There is no sure-fire way to diagnose Ankylosing Spondylitis like how you would diagnose a broken bone with an x-ray, or how you would diagnose high blood pressure with a sphygmomanometer. However, we can use a combination of case history taking, blood tests, and imaging to make an informed decision quite confidently. If anything, it is actually often missed, particularly at the early stages.
So what do we look for? Well, the signs and symptoms outlined above essentially. There have been tools developed to fasttrack patients with potential Axial Spondyloarthritis to see a rheumatologist (a doctor that deals with inflammatory/autoimmune problems), such as the SPADE tool, which is mainly used by first contact health care practitioners like osteopaths, GPs, or physiotherapists. Looking for clues during the case history, physical examination, and blood tests are the key to reaching a diagnosis.

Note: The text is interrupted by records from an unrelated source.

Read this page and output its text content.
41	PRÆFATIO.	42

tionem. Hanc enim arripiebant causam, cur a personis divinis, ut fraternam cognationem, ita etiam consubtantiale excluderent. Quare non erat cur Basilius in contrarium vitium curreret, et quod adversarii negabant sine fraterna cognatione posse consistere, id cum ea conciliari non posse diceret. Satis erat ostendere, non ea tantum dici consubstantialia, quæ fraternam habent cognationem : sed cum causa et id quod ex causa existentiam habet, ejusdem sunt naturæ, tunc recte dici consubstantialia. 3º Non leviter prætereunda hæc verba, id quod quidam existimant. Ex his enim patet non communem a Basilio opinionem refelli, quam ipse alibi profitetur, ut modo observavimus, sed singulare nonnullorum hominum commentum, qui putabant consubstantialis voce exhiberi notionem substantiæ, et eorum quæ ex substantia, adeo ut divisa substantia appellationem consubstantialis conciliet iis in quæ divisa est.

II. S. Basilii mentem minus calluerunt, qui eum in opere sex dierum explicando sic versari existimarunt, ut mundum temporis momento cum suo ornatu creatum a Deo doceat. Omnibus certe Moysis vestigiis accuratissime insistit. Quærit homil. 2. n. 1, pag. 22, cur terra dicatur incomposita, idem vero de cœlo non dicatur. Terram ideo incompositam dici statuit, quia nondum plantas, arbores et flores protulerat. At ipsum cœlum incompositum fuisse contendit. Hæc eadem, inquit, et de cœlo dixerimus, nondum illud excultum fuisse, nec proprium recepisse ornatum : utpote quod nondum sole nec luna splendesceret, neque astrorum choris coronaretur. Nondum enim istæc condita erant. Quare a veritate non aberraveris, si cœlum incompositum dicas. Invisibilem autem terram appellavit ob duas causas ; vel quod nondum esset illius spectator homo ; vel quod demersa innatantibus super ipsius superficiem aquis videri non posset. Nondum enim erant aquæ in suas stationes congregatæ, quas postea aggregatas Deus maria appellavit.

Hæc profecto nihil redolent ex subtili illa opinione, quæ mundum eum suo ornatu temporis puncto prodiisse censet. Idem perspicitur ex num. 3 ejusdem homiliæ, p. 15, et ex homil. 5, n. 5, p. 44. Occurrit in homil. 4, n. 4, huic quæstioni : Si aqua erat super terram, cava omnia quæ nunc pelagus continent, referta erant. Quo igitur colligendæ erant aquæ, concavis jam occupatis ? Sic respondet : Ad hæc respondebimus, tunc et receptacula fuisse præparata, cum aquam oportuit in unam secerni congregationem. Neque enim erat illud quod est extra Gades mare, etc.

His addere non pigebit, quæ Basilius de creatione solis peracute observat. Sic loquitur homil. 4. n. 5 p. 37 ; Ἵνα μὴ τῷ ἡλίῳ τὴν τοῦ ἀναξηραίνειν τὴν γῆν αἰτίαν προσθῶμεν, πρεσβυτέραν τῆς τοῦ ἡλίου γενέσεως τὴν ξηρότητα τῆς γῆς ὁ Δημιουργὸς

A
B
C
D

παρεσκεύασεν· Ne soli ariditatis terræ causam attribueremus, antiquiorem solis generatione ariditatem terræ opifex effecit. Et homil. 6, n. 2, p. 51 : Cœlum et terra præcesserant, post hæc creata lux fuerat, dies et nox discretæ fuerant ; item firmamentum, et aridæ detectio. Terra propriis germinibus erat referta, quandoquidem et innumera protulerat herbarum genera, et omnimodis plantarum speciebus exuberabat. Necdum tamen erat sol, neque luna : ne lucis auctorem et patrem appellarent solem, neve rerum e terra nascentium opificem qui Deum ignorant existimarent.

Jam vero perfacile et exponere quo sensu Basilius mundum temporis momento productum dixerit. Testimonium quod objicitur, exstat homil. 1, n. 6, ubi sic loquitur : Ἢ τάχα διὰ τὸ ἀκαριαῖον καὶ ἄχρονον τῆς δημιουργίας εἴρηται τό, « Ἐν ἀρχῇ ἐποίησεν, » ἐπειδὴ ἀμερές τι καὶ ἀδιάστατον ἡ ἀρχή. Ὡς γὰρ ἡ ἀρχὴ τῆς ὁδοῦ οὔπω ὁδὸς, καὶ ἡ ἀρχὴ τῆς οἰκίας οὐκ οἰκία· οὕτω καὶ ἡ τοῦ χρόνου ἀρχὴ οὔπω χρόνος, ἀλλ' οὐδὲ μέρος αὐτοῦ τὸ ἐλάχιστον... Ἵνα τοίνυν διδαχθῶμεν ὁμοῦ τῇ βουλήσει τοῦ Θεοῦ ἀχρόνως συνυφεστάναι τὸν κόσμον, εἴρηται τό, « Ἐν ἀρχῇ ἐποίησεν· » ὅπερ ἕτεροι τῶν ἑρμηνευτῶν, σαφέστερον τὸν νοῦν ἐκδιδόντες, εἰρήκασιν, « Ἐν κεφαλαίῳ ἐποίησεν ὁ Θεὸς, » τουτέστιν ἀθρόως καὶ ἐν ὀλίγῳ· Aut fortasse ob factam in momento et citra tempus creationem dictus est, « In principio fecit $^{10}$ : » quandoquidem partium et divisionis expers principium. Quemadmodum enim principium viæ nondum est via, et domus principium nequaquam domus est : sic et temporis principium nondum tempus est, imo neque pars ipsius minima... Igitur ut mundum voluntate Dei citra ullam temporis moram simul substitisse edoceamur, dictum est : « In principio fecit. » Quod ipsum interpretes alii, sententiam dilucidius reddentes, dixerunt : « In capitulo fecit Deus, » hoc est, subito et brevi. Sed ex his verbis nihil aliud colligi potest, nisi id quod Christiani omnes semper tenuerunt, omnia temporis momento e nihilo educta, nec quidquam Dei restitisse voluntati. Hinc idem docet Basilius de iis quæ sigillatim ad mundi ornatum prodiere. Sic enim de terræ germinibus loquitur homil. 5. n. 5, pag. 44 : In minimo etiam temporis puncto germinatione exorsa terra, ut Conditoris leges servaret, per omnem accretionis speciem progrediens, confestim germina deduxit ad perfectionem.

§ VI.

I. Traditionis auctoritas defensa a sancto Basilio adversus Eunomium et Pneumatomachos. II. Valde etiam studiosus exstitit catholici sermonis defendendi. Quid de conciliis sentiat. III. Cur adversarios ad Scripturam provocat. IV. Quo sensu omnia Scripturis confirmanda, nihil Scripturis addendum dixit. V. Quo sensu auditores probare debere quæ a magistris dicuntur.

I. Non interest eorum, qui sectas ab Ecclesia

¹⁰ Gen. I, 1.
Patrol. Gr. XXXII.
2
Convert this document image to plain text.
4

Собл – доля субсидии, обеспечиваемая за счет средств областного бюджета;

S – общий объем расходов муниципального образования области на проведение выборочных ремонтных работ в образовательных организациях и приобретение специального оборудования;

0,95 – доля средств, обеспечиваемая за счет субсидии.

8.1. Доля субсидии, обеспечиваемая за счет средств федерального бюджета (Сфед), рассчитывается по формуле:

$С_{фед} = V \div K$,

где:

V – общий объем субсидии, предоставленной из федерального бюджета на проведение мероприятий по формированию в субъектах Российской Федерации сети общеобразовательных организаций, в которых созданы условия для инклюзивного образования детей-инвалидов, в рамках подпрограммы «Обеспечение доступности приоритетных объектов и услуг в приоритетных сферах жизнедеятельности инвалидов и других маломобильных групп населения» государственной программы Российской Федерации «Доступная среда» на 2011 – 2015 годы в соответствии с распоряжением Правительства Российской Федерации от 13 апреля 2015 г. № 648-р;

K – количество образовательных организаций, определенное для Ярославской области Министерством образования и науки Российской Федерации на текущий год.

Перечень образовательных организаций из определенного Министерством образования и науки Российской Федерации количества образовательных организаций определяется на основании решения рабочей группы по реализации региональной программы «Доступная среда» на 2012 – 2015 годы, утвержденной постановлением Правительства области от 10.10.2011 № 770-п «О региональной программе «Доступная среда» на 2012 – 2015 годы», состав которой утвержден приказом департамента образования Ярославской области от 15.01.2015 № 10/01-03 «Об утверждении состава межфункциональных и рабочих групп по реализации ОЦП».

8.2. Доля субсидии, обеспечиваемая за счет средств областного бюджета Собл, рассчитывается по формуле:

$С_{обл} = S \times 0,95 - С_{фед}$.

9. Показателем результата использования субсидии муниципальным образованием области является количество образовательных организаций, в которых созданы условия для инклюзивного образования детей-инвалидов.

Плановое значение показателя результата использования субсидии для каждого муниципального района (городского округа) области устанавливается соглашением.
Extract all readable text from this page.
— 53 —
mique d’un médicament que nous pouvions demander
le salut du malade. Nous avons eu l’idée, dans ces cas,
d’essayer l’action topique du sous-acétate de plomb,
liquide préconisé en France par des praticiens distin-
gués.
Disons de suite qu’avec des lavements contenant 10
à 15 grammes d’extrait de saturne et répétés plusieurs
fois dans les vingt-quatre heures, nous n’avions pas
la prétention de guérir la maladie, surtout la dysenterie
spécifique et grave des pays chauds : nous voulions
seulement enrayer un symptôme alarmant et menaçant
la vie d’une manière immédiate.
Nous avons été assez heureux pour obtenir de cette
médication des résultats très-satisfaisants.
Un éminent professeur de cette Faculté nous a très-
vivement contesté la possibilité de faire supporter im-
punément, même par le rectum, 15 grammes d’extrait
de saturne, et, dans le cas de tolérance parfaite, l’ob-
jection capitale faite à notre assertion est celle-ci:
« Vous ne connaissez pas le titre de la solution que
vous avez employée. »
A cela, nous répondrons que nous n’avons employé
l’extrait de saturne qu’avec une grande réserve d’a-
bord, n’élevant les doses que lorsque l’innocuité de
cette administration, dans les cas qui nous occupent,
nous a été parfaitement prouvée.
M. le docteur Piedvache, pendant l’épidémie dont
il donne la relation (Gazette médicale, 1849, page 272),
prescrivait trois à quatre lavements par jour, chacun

One of the known patterns of Ankylosing Spondylitis is that it tends to develop in men more often than women, around 2.5 times more likely. However, do you remember there’s another subgroup called non-radiographic axial spondyloarthritis? Well for those who don’t have late-stage imaging changes such as the “bamboo spine” or “dagger spine”, the prevalence of non-axial spondyloarthritis is actually about the same between men and women. This can suggest there’s a lot of females with non-radiographic axial spondyloarthritis who may not be aware of it.